Un chœur de voix désenchantées, lassées par l’étreinte de la pauvreté et le déchaînement de l’inflation, s’harmonise dans sa vision.
Mais même dans le domaine des acteurs du changement, la critique est une compagne malvenue.
Le comportement assuré de Chamisa, peut-être à la limite de l’orgueil, a attiré l’attention.
Nicole Beardsworth, une analyste spécialisée dans le Zimbabwe, fait des remarques sur sa confiance, un trait qui, à son avis, peut porter un fardeau involontaire.
Alors que le « triple C » (Coalition des citoyens pour le changement) marque sa présence, le leadership de style commandement de Chamisa, tout en découlant d’un désir de repousser l’infiltration, a par inadvertance affaibli le tissu de son parti.
La danse de la confusion et une symphonie de désorganisation ont occupé le devant de la scène dans la préparation du vote.
Pourtant, à travers ce maelström, la boussole spirituelle de Chamisa le guide.
La religion est un fil tissé dans son récit, mais, comme une tapisserie, elle attire à la fois les admirateurs et les dissidents.
Son manifeste en témoigne, invoquant le divin plus de 40 fois, avec les aspirations d’une « nation aimant Dieu, honorant Dieu et craignant Dieu ».
La campagne résonne avec « Dieu est dedans ».
Les racines de l’ascension de Chamisa remontent à Masvingo, sa ville natale, où la base de l’éducation, inculquée avec diligence par ses parents, s’est transformée en une carrière.
En tant que chef de l’Union nationale des étudiants du Zimbabwe, il a orchestré des manifestations qui ont paralysé les institutions, prélude au remarquable voyage à venir.
Gravissant les rangs du MDC, il a embrassé des rôles comme le chef de l’aile jeunesse et le porte-parole du parti, se faisant aimer avec des discours animés empreints d’esprit – un contraste frappant avec la gravité sévère de Mnangagwa.

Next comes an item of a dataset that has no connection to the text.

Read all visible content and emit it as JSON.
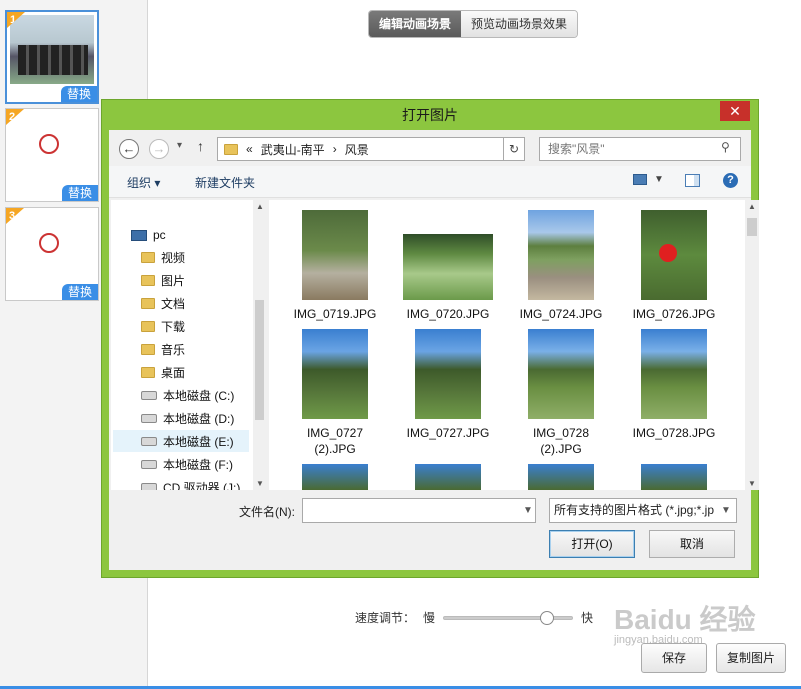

Dans la tapisserie du partage du pouvoir après 2008, il était le plus jeune membre du cabinet, responsable des technologies de l’information et de la communication.
Dans le tissage complexe de sa personnalité, le chercheur zimbabwéen Brian Raftopoulos trouve du charisme mais aussi des failles dans l’armure, notamment un manque de responsabilité interne et un manque de vision à long terme.
Alors que les élections imminentes se profilent, la nation regarde, le monde attend, et le mukomana se tient fermement, un parangon de ténacité et de transformation.
L’histoire de Nelson Chamisa se déroule, une symphonie qui harmonise le zèle juvénile avec le courage de la force politique, attirant le Zimbabwe vers un horizon incertain mais prometteur.